Penutupan yang berlarut ini memicu gelombang penumpang yang mencoba menjadwalkan ulang penerbangan mereka. Di Terminal 3, antrean mengular hingga sekitar 60 meter dari konter check-in, dengan layar informasi yang mayoritas menampilkan status 'dibatalkan'. Kondisi ini menggambarkan dampak nyata dari gangguan operasional yang dipicu fenomena alam, sebuah skenario yang kerap menjadi ujian bagi ketahanan infrastruktur transportasi udara nasional.
Menurut keterangan resmi Bandara Soetta, penghentian operasional dilakukan sebagai langkah antisipasi terhadap indikasi sebaran abu vulkanik yang dapat membahayakan keselamatan penerbangan. Otoritas bandara menegaskan bahwa penanganan terhadap penumpang terdampak tetap menjadi prioritas, dengan memastikan layanan informasi dan bantuan penjadwalan ulang berjalan optimal. Namun, ketidakpastian kapan operasional kembali normal menambah beban psikologis bagi ribuan calon penumpang yang terjebak di bandara.
Fenomena ini bukan kali pertama terjadi. Sejarah mencatat, letusan Gunung Anak Krakatau pada 2018 sempat melumpuhkan penerbangan di sejumlah bandara Jawa-Banten selama beberapa hari. Namun, yang membedakan kali ini adalah kecepatan penyebaran informasi dan respons cepat otoritas, meskipun koordinasi antar pemangku kepentingan masih terlihat timpang. Maskapai penerbangan, misalnya, harus berhadapan dengan lonjakan permintaan refund dan reschedule dalam waktu bersamaan, sementara penumpang menuntut kejelasan.
Bagi Indonesia, gangguan ini memiliki dimensi lebih luas. Bandara Soetta adalah gerbang utama pariwisata dan bisnis internasional. Setiap jam penutupan berpotensi merugikan ekonomi hingga miliaran rupiah, belum lagi dampak reputasi di mata wisatawan mancanegara. Para analis penerbangan memperkirakan, jika penutupan berlanjut hingga esok hari, rantai gangguan akan menjalar ke jadwal kargo dan konektivitas domestik, memperparah tekanan pada sektor logistik yang tengah berjuang pulih.
Di tengah kekacauan ini, otoritas bandara belum memberikan proyeksi kapan landasan pacu dapat kembali digunakan.

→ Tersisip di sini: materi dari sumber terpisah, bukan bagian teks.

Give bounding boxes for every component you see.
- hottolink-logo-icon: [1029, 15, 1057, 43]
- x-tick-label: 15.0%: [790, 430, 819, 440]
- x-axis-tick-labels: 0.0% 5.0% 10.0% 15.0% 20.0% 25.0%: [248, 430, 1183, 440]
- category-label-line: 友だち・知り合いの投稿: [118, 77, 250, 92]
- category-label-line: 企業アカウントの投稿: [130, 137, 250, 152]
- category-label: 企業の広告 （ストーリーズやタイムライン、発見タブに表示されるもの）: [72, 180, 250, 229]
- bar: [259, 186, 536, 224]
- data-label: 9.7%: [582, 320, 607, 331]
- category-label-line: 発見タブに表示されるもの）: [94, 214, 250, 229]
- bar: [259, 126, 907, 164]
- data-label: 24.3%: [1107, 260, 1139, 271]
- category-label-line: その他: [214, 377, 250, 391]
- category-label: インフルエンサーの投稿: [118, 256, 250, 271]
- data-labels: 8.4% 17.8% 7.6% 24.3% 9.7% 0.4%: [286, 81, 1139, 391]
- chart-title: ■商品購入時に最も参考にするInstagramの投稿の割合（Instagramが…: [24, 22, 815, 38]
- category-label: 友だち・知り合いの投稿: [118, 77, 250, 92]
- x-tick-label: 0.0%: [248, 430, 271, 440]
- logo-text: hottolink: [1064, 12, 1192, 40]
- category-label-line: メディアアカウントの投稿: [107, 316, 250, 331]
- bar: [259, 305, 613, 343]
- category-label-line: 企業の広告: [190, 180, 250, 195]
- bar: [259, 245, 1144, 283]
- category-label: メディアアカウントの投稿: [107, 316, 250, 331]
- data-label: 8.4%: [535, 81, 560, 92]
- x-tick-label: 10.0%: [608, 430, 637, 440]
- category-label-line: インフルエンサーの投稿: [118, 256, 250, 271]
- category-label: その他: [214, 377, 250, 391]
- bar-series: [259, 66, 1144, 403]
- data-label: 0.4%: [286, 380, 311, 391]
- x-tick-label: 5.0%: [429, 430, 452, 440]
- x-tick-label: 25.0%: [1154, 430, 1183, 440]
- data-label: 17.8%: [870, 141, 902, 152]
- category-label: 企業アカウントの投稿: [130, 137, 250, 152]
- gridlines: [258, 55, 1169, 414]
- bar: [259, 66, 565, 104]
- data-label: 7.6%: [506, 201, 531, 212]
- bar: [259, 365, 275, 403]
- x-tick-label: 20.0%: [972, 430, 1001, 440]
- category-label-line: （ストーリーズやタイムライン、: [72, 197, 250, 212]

Yang jelas, keselamatan penerbangan tetap menjadi pertimbangan utama. Para ahli vulkanologi mengingatkan bahwa sebaran abu dapat berubah sewaktu-waktu tergantung arah angin, sehingga keputusan untuk membuka kembali bandara harus didasarkan pada data real-time dari lembaga geologi.
Pertanyaan yang kini menggantung: akankah otoritas bandara dan maskapai mampu menyusun strategi komunikasi yang lebih sigap untuk mengurangi kepanikan penumpang? Pengalaman hari ini menunjukkan bahwa ketangguhan infrastruktur tidak hanya diukur dari kemampuan teknis, tetapi juga dari kesiapan menghadapi skenario darurat yang melibatkan ribuan orang. Sampai abu vulkanik benar-benar reda, pelajaran berharga tentang manajemen krisis di sektor penerbangan Indonesia masih akan terus diuji.